Washington County is one of five southwestern Pennsylvania counties to receive a large portion of a state fund set aside by Marcellus Shale drilling fees to promote local conservation efforts.
“These grants will help fund the important work of county conservation districts,” state Sen. Tim Solobay, D-Canonsburg, said. “Learning better ways to use and save resources while teaching stewardship to citizens is an important part of our effort to preserve and improve the environment of the region.”
The grants will be dispersed from the Unconventional Gas Well Fund, created under Act 13 of 2012 to help all county conservation districts continue their services, with a special emphasis on those that host Marcellus Shale gas wells.
Conservation districts statewide will equally share $1.5 million through block grants, while another $1.5 million is distributed through a formula that considers the number of gas wells in a region.
The Washington County Conservation District will receive a total of $83,758, the third highest amount in the state. Greene County will receive $69,871.
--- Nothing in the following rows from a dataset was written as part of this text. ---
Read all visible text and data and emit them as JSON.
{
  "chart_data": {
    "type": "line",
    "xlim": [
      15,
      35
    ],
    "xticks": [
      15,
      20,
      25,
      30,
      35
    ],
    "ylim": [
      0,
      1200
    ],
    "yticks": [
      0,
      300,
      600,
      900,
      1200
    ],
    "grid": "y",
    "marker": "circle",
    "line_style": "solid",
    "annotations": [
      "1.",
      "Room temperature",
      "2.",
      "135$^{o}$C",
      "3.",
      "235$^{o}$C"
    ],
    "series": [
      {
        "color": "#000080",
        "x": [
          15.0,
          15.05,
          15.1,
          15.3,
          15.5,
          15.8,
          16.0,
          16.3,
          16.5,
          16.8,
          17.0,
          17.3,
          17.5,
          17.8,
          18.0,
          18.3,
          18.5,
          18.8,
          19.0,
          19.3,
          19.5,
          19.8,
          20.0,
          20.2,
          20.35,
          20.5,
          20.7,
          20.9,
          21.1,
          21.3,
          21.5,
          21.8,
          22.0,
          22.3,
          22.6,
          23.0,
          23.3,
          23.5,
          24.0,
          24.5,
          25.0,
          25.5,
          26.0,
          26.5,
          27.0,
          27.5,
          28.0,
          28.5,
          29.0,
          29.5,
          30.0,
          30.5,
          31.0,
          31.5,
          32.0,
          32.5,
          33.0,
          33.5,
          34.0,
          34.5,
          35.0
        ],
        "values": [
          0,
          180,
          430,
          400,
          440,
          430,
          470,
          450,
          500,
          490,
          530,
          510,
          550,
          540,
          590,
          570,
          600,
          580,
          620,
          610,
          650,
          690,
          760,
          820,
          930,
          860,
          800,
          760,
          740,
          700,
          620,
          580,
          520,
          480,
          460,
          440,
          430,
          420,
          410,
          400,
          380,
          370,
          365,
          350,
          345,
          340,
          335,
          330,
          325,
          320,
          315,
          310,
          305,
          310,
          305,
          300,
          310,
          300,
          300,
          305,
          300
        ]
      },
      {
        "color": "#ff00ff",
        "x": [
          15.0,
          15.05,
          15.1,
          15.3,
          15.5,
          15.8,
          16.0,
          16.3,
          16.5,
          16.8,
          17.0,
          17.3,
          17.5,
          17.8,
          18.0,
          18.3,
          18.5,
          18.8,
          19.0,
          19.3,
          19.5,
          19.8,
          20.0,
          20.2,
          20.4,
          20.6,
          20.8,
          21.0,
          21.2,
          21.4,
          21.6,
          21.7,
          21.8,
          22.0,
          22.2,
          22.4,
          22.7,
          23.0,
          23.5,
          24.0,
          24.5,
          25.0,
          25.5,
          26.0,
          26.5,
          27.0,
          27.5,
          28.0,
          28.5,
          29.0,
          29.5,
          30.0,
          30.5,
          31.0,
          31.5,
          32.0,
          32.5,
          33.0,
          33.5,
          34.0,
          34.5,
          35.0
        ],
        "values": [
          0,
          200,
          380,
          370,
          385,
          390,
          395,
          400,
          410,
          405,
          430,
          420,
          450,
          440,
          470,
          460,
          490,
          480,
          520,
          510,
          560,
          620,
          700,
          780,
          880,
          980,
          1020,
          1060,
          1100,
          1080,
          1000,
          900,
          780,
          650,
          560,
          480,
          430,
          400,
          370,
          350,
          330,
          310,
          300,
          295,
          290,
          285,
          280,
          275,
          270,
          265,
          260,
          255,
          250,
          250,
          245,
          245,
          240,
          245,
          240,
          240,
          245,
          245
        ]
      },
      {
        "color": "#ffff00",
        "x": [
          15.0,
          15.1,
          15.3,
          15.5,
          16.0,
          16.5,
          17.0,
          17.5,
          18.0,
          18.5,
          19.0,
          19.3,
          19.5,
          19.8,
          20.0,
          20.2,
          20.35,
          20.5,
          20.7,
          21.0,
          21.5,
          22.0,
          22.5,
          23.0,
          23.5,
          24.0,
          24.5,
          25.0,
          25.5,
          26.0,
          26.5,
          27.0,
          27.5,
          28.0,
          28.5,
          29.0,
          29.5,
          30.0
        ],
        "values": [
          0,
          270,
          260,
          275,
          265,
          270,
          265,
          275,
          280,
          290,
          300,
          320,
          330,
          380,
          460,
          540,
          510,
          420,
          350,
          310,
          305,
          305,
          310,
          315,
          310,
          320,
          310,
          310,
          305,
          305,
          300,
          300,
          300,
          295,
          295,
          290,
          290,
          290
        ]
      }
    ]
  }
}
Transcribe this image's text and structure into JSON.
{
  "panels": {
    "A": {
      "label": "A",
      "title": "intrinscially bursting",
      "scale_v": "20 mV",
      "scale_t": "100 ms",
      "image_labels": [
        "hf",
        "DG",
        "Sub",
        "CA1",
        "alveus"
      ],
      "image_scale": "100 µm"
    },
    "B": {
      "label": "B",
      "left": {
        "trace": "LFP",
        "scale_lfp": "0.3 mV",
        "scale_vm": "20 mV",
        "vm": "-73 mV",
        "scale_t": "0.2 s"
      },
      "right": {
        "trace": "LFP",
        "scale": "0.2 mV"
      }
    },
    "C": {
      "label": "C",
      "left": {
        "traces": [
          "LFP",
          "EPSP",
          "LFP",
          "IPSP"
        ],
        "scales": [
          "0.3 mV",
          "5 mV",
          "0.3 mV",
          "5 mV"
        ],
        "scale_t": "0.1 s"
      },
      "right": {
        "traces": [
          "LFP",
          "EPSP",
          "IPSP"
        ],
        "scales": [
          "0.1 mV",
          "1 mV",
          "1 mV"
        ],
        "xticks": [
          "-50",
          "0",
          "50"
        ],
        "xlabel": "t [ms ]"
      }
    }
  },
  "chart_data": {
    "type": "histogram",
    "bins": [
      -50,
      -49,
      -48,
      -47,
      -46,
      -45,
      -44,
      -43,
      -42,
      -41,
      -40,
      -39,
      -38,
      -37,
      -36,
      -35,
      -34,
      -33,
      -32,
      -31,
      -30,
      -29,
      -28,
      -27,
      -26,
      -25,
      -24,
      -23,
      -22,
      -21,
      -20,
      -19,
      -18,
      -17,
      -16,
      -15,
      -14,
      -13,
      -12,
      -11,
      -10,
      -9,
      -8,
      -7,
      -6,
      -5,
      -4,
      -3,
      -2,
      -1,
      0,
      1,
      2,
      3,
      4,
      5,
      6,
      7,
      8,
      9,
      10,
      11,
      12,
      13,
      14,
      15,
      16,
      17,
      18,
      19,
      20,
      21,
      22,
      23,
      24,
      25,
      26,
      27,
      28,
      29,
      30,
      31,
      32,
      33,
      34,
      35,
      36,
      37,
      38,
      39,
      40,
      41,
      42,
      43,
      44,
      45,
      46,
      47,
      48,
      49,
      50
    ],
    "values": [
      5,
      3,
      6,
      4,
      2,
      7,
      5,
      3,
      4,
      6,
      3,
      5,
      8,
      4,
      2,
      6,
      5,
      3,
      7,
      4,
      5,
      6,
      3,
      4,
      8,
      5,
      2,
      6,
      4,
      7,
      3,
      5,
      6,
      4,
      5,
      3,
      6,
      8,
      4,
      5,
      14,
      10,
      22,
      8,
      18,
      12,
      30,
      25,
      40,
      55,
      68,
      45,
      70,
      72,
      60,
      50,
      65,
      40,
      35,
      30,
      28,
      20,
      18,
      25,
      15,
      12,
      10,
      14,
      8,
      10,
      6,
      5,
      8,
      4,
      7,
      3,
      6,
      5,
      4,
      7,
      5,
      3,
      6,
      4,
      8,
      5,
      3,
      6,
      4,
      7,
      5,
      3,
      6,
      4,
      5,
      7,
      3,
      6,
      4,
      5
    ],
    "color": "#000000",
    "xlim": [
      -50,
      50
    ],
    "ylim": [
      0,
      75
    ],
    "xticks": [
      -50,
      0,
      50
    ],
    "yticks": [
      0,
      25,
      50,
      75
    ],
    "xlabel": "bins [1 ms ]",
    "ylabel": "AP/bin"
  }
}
Pennsylvania’s conservation districts were created in 1945 to work across various departments in state government as well as with private businesses, farmers and educators to encourage resource-friendly planning and to educate the community on the best ways to preserve natural resources.
Act 13 created the first dedicated funding source for conservation districts.
Westmoreland County will receive $50,341 from the fund, while Allegheny and Beaver counties will each receive just over $34,000.
The total for all five counties is $272,311.